張り裂けそうな心臓をグッと押さえ、あたしは目の前の丸椅子に腰掛けた。







「───…ごめんなさいね、お待たせして。」







目の前には年配の女医がカルテにサラサラとペンを滑らせ、あたしに笑顔を向けた。





…その何とも言えない微笑みが、ますますあたしの緊張を煽る不安材料に化す。






“一体その微笑みは何を示しているのか”、と。







「検査薬は試さなかったんですね?」






「…はい…」







自分ではしなかった。






有り得ないとは思うけど、もし陽性反応が出た場合…




ここに来るまでに“母性が生まれでもしたら…”と思うと怖くて出来なかった。





……そんな隙を与えたくないのが本音だった。






「───…じゃあ生理もまだ来てないのね?」





「はい…」






この時、既に生理は予定より何日か遅れていた。





クラスメイト全員からのいじめを受けるようになってからは、不順になることが度々あった。

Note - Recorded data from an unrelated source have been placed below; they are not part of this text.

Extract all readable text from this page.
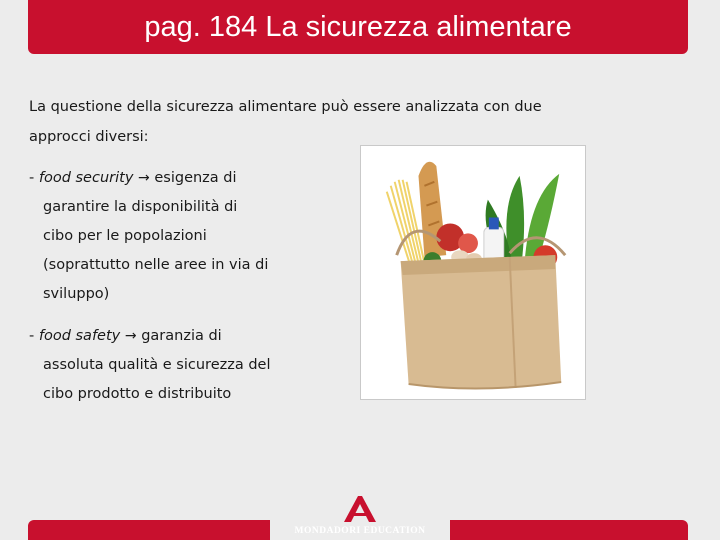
pag. 184 La sicurezza alimentare
La questione della sicurezza alimentare può essere analizzata con due
approcci diversi:
- food security → esigenza di
garantire la disponibilità di
cibo per le popolazioni
(soprattutto nelle aree in via di
sviluppo)
- food safety → garanzia di
assoluta qualità e sicurezza del
cibo prodotto e distribuito
MONDADORI EDUCATION
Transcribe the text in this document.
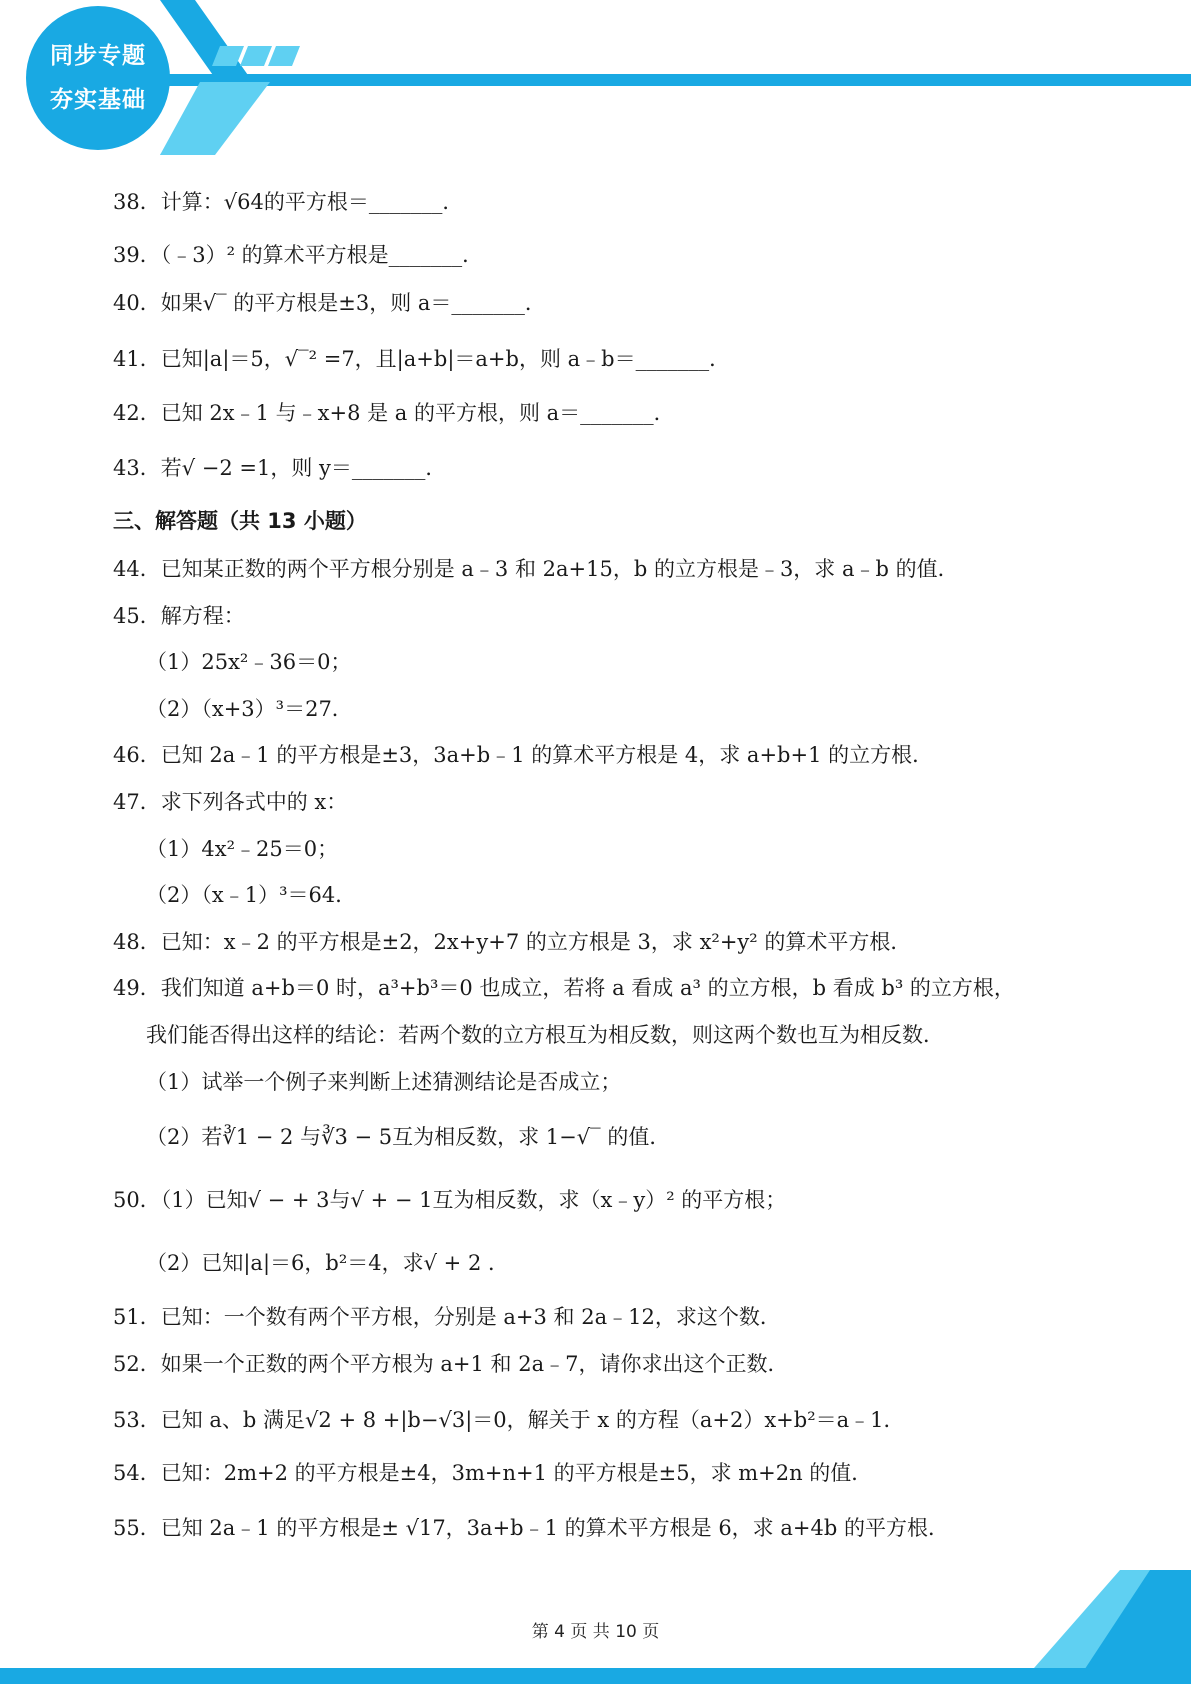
同步专题
夯实基础
38．计算：√64的平方根＝_______．
39．（﹣3）² 的算术平方根是_______．
40．如果√‾ 的平方根是±3，则 a＝_______．
41．已知|a|＝5，√‾² =7，且|a+b|＝a+b，则 a﹣b＝_______．
42．已知 2x﹣1 与﹣x+8 是 a 的平方根，则 a＝_______．
43．若√ −2 =1，则 y＝_______．
三、解答题（共 13 小题）
44．已知某正数的两个平方根分别是 a﹣3 和 2a+15，b 的立方根是﹣3，求 a﹣b 的值．
45．解方程：
（1）25x²﹣36＝0；
（2）（x+3）³＝27．
46．已知 2a﹣1 的平方根是±3，3a+b﹣1 的算术平方根是 4，求 a+b+1 的立方根．
47．求下列各式中的 x：
（1）4x²﹣25＝0；
（2）（x﹣1）³＝64．
48．已知：x﹣2 的平方根是±2，2x+y+7 的立方根是 3，求 x²+y² 的算术平方根．
49．我们知道 a+b＝0 时，a³+b³＝0 也成立，若将 a 看成 a³ 的立方根，b 看成 b³ 的立方根，
我们能否得出这样的结论：若两个数的立方根互为相反数，则这两个数也互为相反数．
（1）试举一个例子来判断上述猜测结论是否成立；
（2）若∛1 − 2 与∛3 − 5互为相反数，求 1−√‾ 的值．
50．（1）已知√ − + 3与√ + − 1互为相反数，求（x﹣y）² 的平方根；
（2）已知|a|＝6，b²＝4，求√ + 2 ．
51．已知：一个数有两个平方根，分别是 a+3 和 2a﹣12，求这个数．
52．如果一个正数的两个平方根为 a+1 和 2a﹣7，请你求出这个正数．
53．已知 a、b 满足√2 + 8 +|b−√3|＝0，解关于 x 的方程（a+2）x+b²＝a﹣1．
54．已知：2m+2 的平方根是±4，3m+n+1 的平方根是±5，求 m+2n 的值．
55．已知 2a﹣1 的平方根是± √17，3a+b﹣1 的算术平方根是 6，求 a+4b 的平方根．
第 4 页 共 10 页
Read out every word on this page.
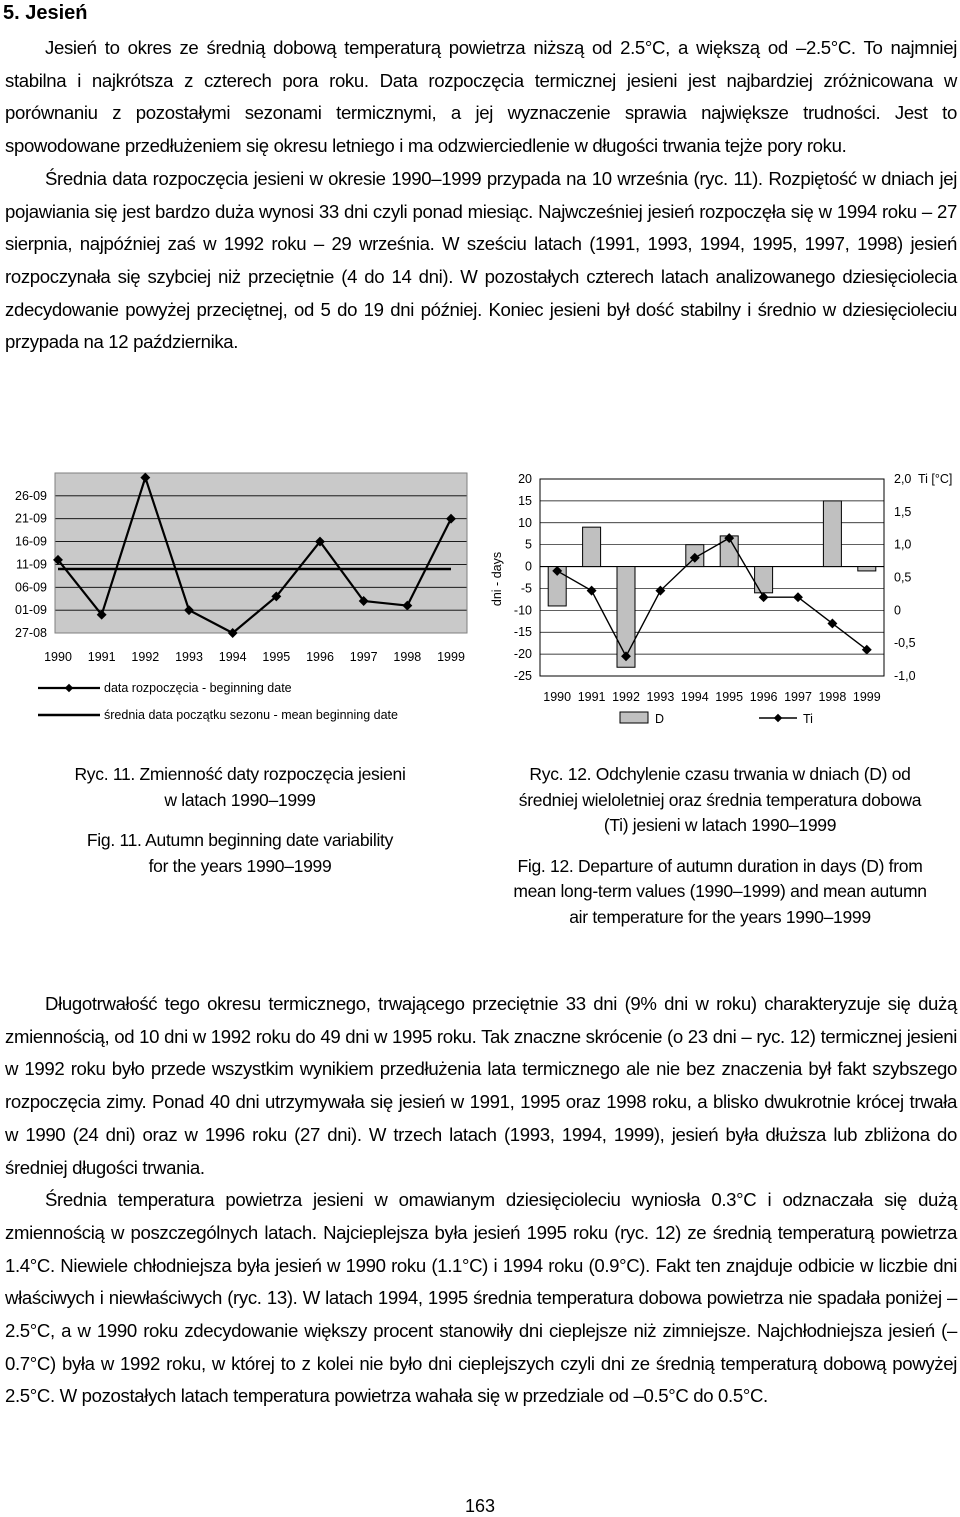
5. Jesień

Jesień to okres ze średnią dobową temperaturą powietrza niższą od 2.5°C, a większą od –2.5°C. To najmniej stabilna i najkrótsza z czterech pora roku. Data rozpoczęcia termicznej jesieni jest najbardziej zróżnicowana w porównaniu z pozostałymi sezonami termicznymi, a jej wyznaczenie sprawia największe trudności. Jest to spowodowane przedłużeniem się okresu letniego i ma odzwierciedlenie w długości trwania tejże pory roku.

Średnia data rozpoczęcia jesieni w okresie 1990–1999 przypada na 10 września (ryc. 11). Rozpiętość w dniach jej pojawiania się jest bardzo duża wynosi 33 dni czyli ponad miesiąc. Najwcześniej jesień rozpoczęła się w 1994 roku – 27 sierpnia, najpóźniej zaś w 1992 roku – 29 września. W sześciu latach (1991, 1993, 1994, 1995, 1997, 1998) jesień rozpoczynała się szybciej niż przeciętnie (4 do 14 dni). W pozostałych czterech latach analizowanego dziesięciolecia zdecydowanie powyżej przeciętnej, od 5 do 19 dni później. Koniec jesieni był dość stabilny i średnio w dziesięcioleciu przypada na 12 października.

27-08
01-09
06-09
11-09
16-09
21-09
26-09
1990 1991 1992 1993 1994 1995 1996 1997 1998 1999
data rozpoczęcia - beginning date
średnia data początku sezonu - mean beginning date
20
15
10
5
0
-5
-10
-15
-20
-25
2,0
1,5
1,0
0,5
0
-0,5
-1,0
Ti [°C]
dni - days
1990 1991 1992 1993 1994 1995 1996 1997 1998 1999
D	Ti
Ryc. 11. Zmienność daty rozpoczęcia jesieni
w latach 1990–1999
Fig. 11. Autumn beginning date variability
for the years 1990–1999
Ryc. 12. Odchylenie czasu trwania w dniach (D) od
średniej wieloletniej oraz średnia temperatura dobowa
(Ti) jesieni w latach 1990–1999
Fig. 12. Departure of autumn duration in days (D) from
mean long-term values (1990–1999) and mean autumn
air temperature for the years 1990–1999

Długotrwałość tego okresu termicznego, trwającego przeciętnie 33 dni (9% dni w roku) charakteryzuje się dużą zmiennością, od 10 dni w 1992 roku do 49 dni w 1995 roku. Tak znaczne skrócenie (o 23 dni – ryc. 12) termicznej jesieni w 1992 roku było przede wszystkim wynikiem przedłużenia lata termicznego ale nie bez znaczenia był fakt szybszego rozpoczęcia zimy. Ponad 40 dni utrzymywała się jesień w 1991, 1995 oraz 1998 roku, a blisko dwukrotnie krócej trwała w 1990 (24 dni) oraz w 1996 roku (27 dni). W trzech latach (1993, 1994, 1999), jesień była dłuższa lub zbliżona do średniej długości trwania.

Średnia temperatura powietrza jesieni w omawianym dziesięcioleciu wyniosła 0.3°C i odznaczała się dużą zmiennością w poszczególnych latach. Najcieplejsza była jesień 1995 roku (ryc. 12) ze średnią temperaturą powietrza 1.4°C. Niewiele chłodniejsza była jesień w 1990 roku (1.1°C) i 1994 roku (0.9°C). Fakt ten znajduje odbicie w liczbie dni właściwych i niewłaściwych (ryc. 13). W latach 1994, 1995 średnia temperatura dobowa powietrza nie spadała poniżej –2.5°C, a w 1990 roku zdecydowanie większy procent stanowiły dni cieplejsze niż zimniejsze. Najchłodniejsza jesień (–0.7°C) była w 1992 roku, w której to z kolei nie było dni cieplejszych czyli dni ze średnią temperaturą dobową powyżej 2.5°C. W pozostałych latach temperatura powietrza wahała się w przedziale od –0.5°C do 0.5°C.

163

これもいずれキチンと見てもらわなきゃ…と思っていた事。








─────…カリ…






先生はまたあたしの言葉を聞いてカルテにペンを走らせ、じっとあたしを見つめた。











「───…妊娠はしてませんよ。





性病も、結果を見る限り問題ないでしょう。」










──────…









「───…ほ…んとですか…?」






「───えぇ。



あともう数日したら生理も来ると思いますよ。」






「───…っ…」







「ただ、生理が不順になるのは強いストレスが原因だと思うから…




あまり無理しないように。」







「…は…はい…



あっ…ありがとう…っ

ありがとうございますっ───…!」









━━━━━バタン!







結果を聞き、あたしは診察室から飛び出す。








「───彩!

どうだっ───…」








─────ギュッ…








「…彩…?」








「…って…





あたし…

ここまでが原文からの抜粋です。